Fun-Vii - Toyotas Vision vom Automobil der Zukunft

Über die als Display bzw. Bildschirm dienende Außenhaut des Fahrzeugs kann die Umwelt an allen Infos für Fahrer und Besatzung teilhaben.

An die Vorstellung muss man sich gewöhnen: das Auto ein Display auf Rädern. Statt Informationen auf einem herkömmlichen Display im Fahrzeug zu empfangen, werden Nachrichten und andere Infos bei Toyotas Konzeptfahrzeug Fun-Vii (Fun Vehicle interactive internet) direkt auf der Fahrzeugoberfläche abgebildet. Dadurch verändert sich ständig dessen Outfit, ähnlich dem eines Chamäleons. Und damit’s richtig futuristisch wird, greifen die Japaner bei diesem Fahrzeug auf die Augmented-Reality-Technologie (AR-Technologie) zurück. Eine computergestützte Wahrnehmung, bei der sich reale und viertuelle Welt vermischen. Das muss man erst mal mögen ...

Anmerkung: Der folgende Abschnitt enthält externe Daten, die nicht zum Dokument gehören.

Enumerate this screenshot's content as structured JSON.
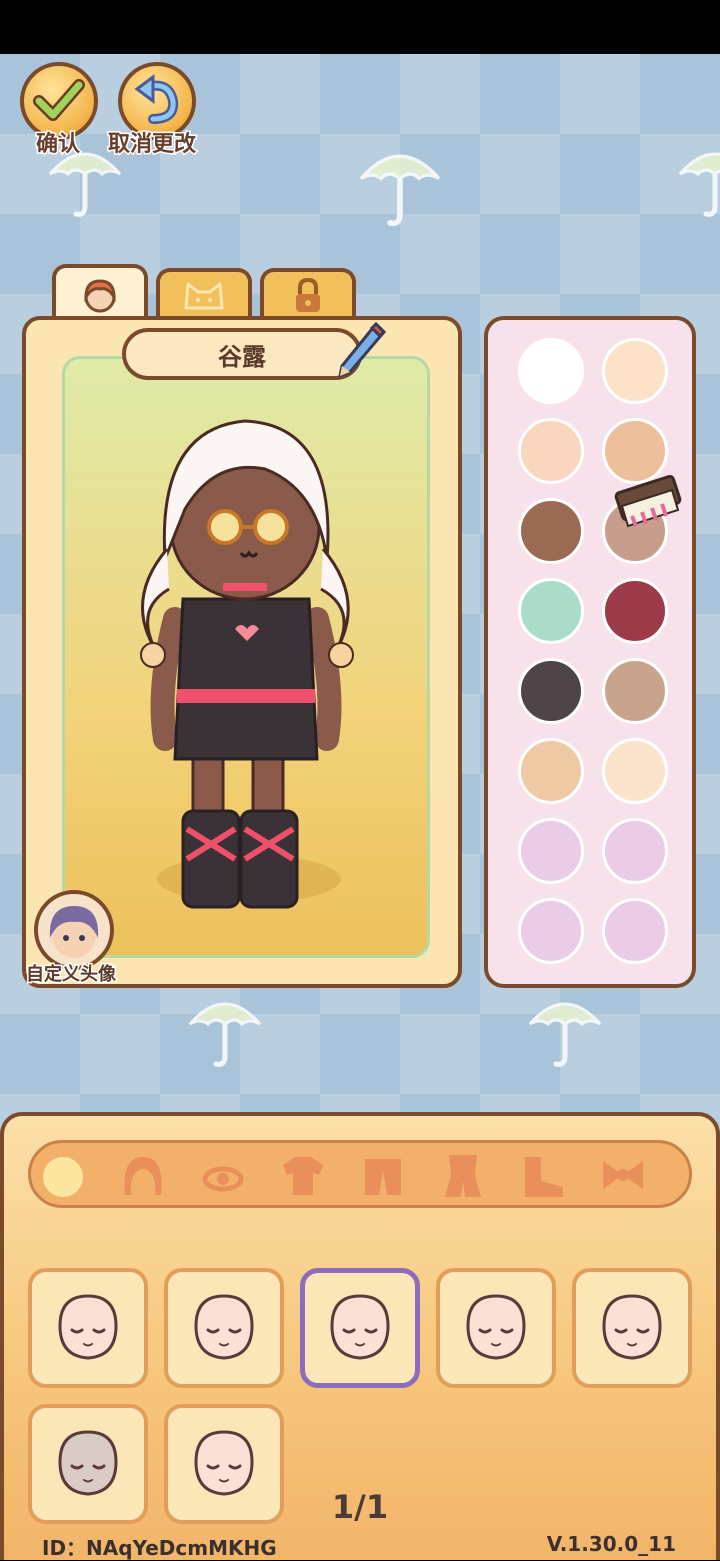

Der auf der Motorshow in Tokio präsentierten Fun-Vii ist Toyotas Vision vom Automobil der Zukunft. Vernetzt nicht nur die Menschen, sondern auch deren Fahrzeuge und Umgebung. Sämtliche Infos, Daten und Bilder lassen sich innen wie außen abbilden. Der Fahrer darf allerdings noch über den abgebildeten Inhalt, die Größe und Farbe des Displays, sprich: der Karosserie, entscheiden, wie man betont. Nichtsdestotrotz: Werden die Potenzen dieses Fahrzeugs genutzt, ist dessen Fahrer ein offenes Buch. Datenschutz war gestern.

Der rund vier Meter lange Dreisitzer lässt sich mit anderen Fahrzeugen vernetzen, sodass Freunde in der Nähe ebenso erkannt werden wie Autos im toten Winkel. Viele Funktionen des Elektrofahrzeugs lassen sich über ein Smartphone bedienen. Virtuelle Dienstleistung auch bei den Navi-Infos. Wer mag, kann sich von einer bildlich dargestellten "Navigations-Concierge" führen lassen.